Before and after each step WP Starter allow users to run “scripts”, which are nothing else than PHP callbacks (because of limitation of JSON, only plain PHP functions or class static methods are supported).

The scripts to be run has to be added to the scripts WP Starter setting, which must be a map from scripts slugs to an array of fully-qualified callback names.

Slug must be composed with a prefix that is pre- (which means “before”) or post- (which means “after”) followed by the target step slug (custom steps works as well).

    "scripts": {
        "pre-build-wpconfig": [
        "post-custom-step-one": [

The function signature for the scripts callback must be:

function (int $result, Step $step, Locator $locator, Composer $composer);


  • $result is an integer that can be compared with WeCodeMore\WpStarter\Step\Step class constants:
    • Step::ERROR - the step failed
    • Step::SUCCESS - the step succeeded or was executed
    • Step::NONE - the step was not executed/skipped

    $result is meaningful only for the post scripts. For pre scripts it will always be Step::NONE. Please note that any check on this value should be done by a bitmask check and not direct comparison. In fact, it is possible that some “composed” steps, e. g. the “dropins” step, might return an integer equal to Step::SUCCESS | Step::ERROR meaning that it partially succeeded.

  • $step is the target step object, that is an instance of \WeCodeMore\WpStarter\Step\Step.
  • $locator is an instance of WeCodeMore\WpStarter\Util\Locator an object that provides instances of other objects parts of WP Starter. In the “Custom Steps Development” chapter there are more details about this object.
  • $composer is an instance of Composer\Composer the main Composer object.

Besides the scripts for the actual steps, there are an additional couple of pre/post scripts: pre-wpstarter and post-wpstarter, that run respectively before any step starts and after all the steps are completed.
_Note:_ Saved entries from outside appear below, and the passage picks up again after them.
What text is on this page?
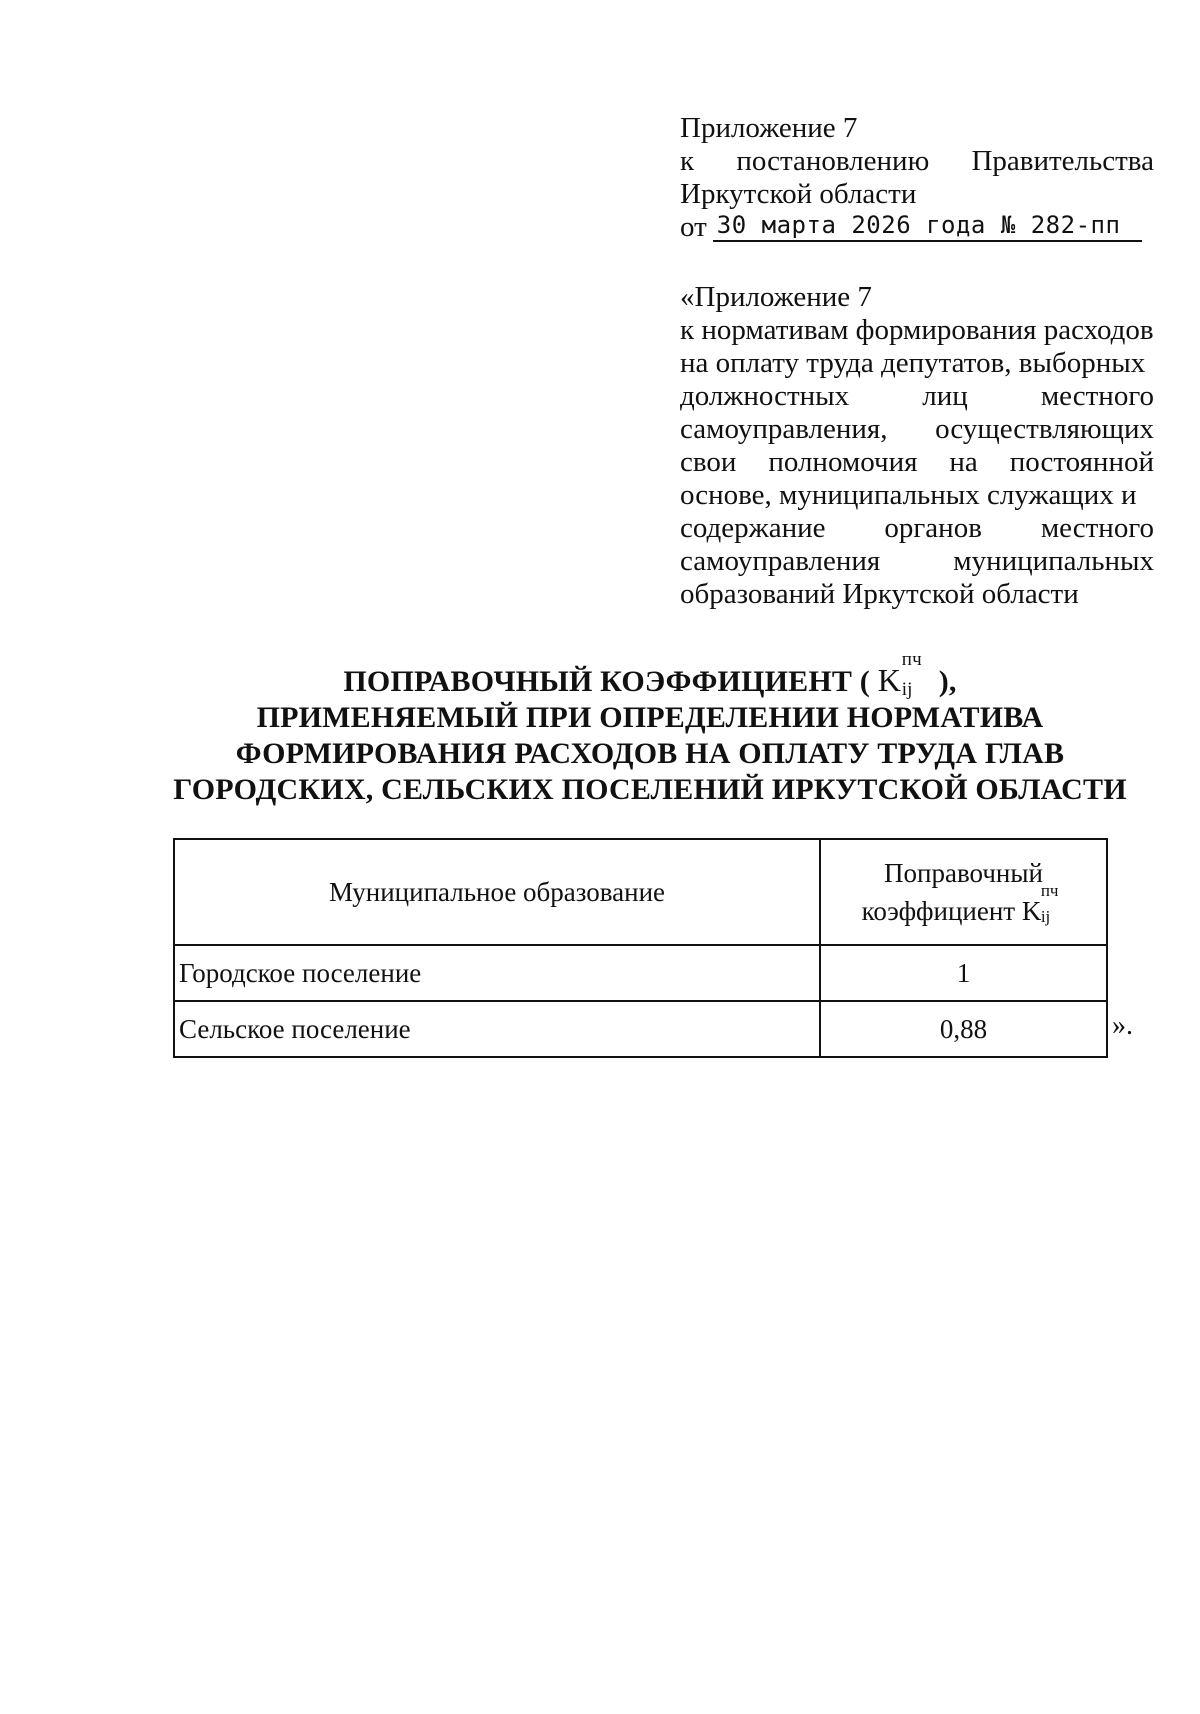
Приложение 7
к постановлению Правительства
Иркутской области
от 30 марта 2026 года № 282-пп
«Приложение 7
к нормативам формирования расходов
на оплату труда депутатов, выборных
должностных	лиц	местного
самоуправления, осуществляющих
свои полномочия на постоянной
основе, муниципальных служащих и
содержание органов местного
самоуправления	муниципальных
образований Иркутской области
ПОПРАВОЧНЫЙ КОЭФФИЦИЕНТ ( K
пч
ij ),
ПРИМЕНЯЕМЫЙ ПРИ ОПРЕДЕЛЕНИИ НОРМАТИВА
ФОРМИРОВАНИЯ РАСХОДОВ НА ОПЛАТУ ТРУДА ГЛАВ
ГОРОДСКИХ, СЕЛЬСКИХ ПОСЕЛЕНИЙ ИРКУТСКОЙ ОБЛАСТИ
Муниципальное образование	Поправочный
коэффициент K
пч
ij

Городское поселение	1
Сельское поселение	0,88	».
For this “special” couple of scripts, the step object passed as a second parameter will be an instance of WeCodeMore\WpStarter\Step\Steps that is a sort of “steps runner” which implements Step interface as well. This is especially interesting for the pre-wpstarter script, because callbacks attached to that script use the passed Steps object and call its Steps::addStep() / Steps::removeStep() methods, adding or removing steps “on the fly”.

Listing commands

The command:

composer wpstarter --list-steps

Does execute nothing, but lists all available steps, including custom, but excluding those disabled in config or explicitly passed using the --skip flag.

Can be used in combination with other flags like --skip, --skip-custom, and --ignore-skip-config.